Skip to main content

View Diary: 'We Want the Whole World To Know About Us' (213 comments)

Comment Preferences

  •  Ok, here's what the Mitchell Report (1+ / 0-)
    Recommended by:

    has to say.  First it reiterates the Palestinian position on Oslo:

    The Interim Agreement provides that "the two parties view the West Bank and Gaza as a single territorial unit, the integrity and status of which will be preserved during the interim period." Coupled with this, the Interim Agreement's prohibition on taking steps which may prejudice permanent status negotiations denies Israel the right to continue its illegal expansionist settlement policy. In addition to the Interim Agreement, customary international law, including the Fourth Geneva Convention, prohibits Israel (as an occupying power) from establishing settlements in occupied territory pending an end to the conflict.

    That statement is sourced back to the PLO's third submission to the Sharm el-Sheik fact-finding commission, i.e. the Mitchell Commission.

    The report goes on to state the Israeli response:

    From the GOI perspective, the expansion of settlement activity and the taking of measures to facilitate the convenience and safety of settlers do not prejudice the outcome of permanent status negotiations.

    Israel understands that the Palestinian side objects to the settlements in the West Bank and the Gaza Strip. Without prejudice to the formal status of the settlements, Israel accepts that the settlements are an outstanding issue on which there will have to be agreement as part of any permanent status resolution between the sides. This point was acknowledged and agreed upon in the Declaration of Principles of 13 September 1993 as well as in other agreements between the two sides.

    This is sourced back to the second Israeli submission to the Commission.

    The Commission's recommendation, furthermore, was that:

    The GOI should freeze all settlement activity, including the "natural growth" of existing settlements.

    I think it's safe to say that the Mitchell Commission found the Palestinian position on interpreting the Oslo Accord to be more persuasive...

    •  No. Mitchell rightly thought a settlement (0+ / 0-)

      freeze to be a useful idea. The plain language of the prior agreements, however, did not call for a freeze. That's why the Palestinians had to argue that a freeze somehow was implicit in the non-prejudice language. Generally, when parties are in agreement about a contract term they are able to put it in writing. A settlement freeze being a fairly important issue, the absence of express language is telling.

      Moreover, what -- being charitable to Arafat and Rabin -- may not have been prejudicial when Rabin was alive was not necessarily non-prejudicial with Netanyahu as Israel's prime minister.

      Al Gore should be president.

      by another American on Sat May 12, 2007 at 09:57:23 AM PDT

      [ Parent ]

      •  I believe the question here revolves (1+ / 0-)
        Recommended by:


        Interim Agreement's prohibition on taking steps which may prejudice permanent status negotiations

        The Palestinian position was that settlement expansion did prejudice future status negotiations, while the Israeli position is that it did not.

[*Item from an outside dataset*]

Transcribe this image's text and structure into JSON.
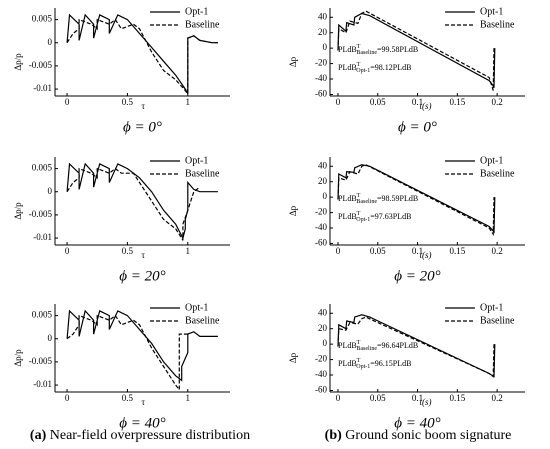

        Mitchell, a neutral arbiter, agreed with the Palestinians.

        So, I have to take back my earlier retraction.  While you are correct that the plain language of the agreement did not prohibit settlement expansion, upon neutral interpretation it is found that the agreement did in fact prohibit it.  Hence Celso's comment makes it through peer-review.  Sufficient academics, undoubtedly based on Mitchell's interpretation, agree that as a result of Oslo Israel should have frozen settlement expansion.